Als die BMW F 800 GS 2007 auf den Markt kam, stellte sie ein unübersehbares Ausrufezeichen dar. Innerhalb kürzester Zeit wurde das Motorrad zum Sinnbild der Mittelklasse-Reiseenduro.
Damals war der Markt in diesem Segment freilich noch vergleichsweise unentwickelt; die Triumph Tiger 800 gab es noch nicht, die Fans der verblichenen Honda Africa Twin warteten (bis 2016 vergeblich) auf ein Nachfolgemodell.
Jetzt, Anfang 2018, ist alles anders: Die neue Honda Africa Twin hat sich als Tausender am Markt etabliert und verkauft sich wie „geschnitten Brot“, die ebenfalls 95 PS leistende Tiger 800 hat bereits die zweite Überarbeitung erfahren. Zudem gibt es die inzwischen ansehnliche Suzuki V-Strom 1000 XT. Höchste Zeit also für BMW, eine Neuauflage der F 800 GS zu bringen, um nicht hoffnungslos Boden zu verlieren.
Im Mai 2018 ist es endlich soweit: Die F 850 GS rollt zu den Händlern und zeigt mit ihrer Möglichkeit zur elektronischen Vollausstattung, dass BMW den vor einigen Jahren gewonnenen Boden nicht kampflos an die Wettbewerber preisgeben will.

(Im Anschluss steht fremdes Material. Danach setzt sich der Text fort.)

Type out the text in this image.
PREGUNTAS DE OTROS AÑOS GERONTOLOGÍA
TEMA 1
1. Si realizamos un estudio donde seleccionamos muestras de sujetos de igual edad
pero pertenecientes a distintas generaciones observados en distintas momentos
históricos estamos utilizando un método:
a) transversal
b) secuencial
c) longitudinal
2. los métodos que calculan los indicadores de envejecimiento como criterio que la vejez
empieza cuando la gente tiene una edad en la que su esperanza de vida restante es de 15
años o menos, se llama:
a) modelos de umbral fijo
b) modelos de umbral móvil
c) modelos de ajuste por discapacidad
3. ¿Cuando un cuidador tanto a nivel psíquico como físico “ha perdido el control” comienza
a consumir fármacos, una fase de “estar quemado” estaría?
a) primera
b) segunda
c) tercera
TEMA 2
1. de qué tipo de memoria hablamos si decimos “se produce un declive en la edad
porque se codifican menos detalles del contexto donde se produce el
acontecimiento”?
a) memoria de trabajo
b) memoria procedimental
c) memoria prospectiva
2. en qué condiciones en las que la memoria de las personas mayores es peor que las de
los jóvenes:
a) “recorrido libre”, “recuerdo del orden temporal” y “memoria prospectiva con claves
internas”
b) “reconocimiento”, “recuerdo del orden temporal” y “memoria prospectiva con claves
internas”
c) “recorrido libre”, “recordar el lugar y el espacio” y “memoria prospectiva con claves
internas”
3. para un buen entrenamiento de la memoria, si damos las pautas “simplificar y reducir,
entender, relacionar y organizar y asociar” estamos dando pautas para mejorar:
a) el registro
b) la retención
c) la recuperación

Bei der BMW F 800 GS ist alles neu
„Bis auf ein paar Schrauben ist an der F 850 GS wirklich alles neu“, versichert Projektleiter Florian Schmidt bei der Fahrpräsentation im durchnässten andalusischen Màlaga. Der Zweizylinder-Reihenmotor ist ebenso komplett neu entwickelt wie Rahmen, Radaufhängungen, Bremsen und Elektronik-Ausstattung. Beim Triebwerk handelt es sich um einen Reihen-Zweizylinder mit Hubzapfenversatz, was den Motor so wirken lässt, als wäre es ein V2. Die Maximalleistung von 95 PS/70 KW wird bei moderaten 8200 U/min. erzielt, das maximale Drehmoment von stattlichen 92 Newtonmetern liegt schon bei 6200 U/min. an.
Das Triebwerk zeigt sich zugleich durchzugsstark wie drehwillig und auch laufruhig. Mit 4,1 Litern Benzin auf 100 Kilometer laut neuem WMTC-Verbrauchszyklus fällt zudem der Spritkonsum sehr gering aus; er dürfte sich im gemischten Betrieb problemlos realisieren lassen. Die bemerkenswerte Drehfreude des Motors trägt bei der F 850 GS nicht unerheblich zum ausgeprägten Fahrspaß der Achtfünfziger bei; aus Kehren stürmt sie nahezu in gleicher Manier heraus wie eine 1200 GS.
Mehrgewicht von zwölf Kilo
Das Mehrgewicht von zwölf Kilogramm gegenüber der zuletzt gebauten Version der F 800 GS wird von den Entwicklern nicht nur durch die Euro 4-konforme Auspuffanlage begründet, sondern findet sich auch am stählernen Rahmen. „Das Motorrad ist stärker motorisiert und damit schneller und stellt deshalb höhere Ansprüche an die Fahrstabilität“, nennt Florian Schmidt als Begründung.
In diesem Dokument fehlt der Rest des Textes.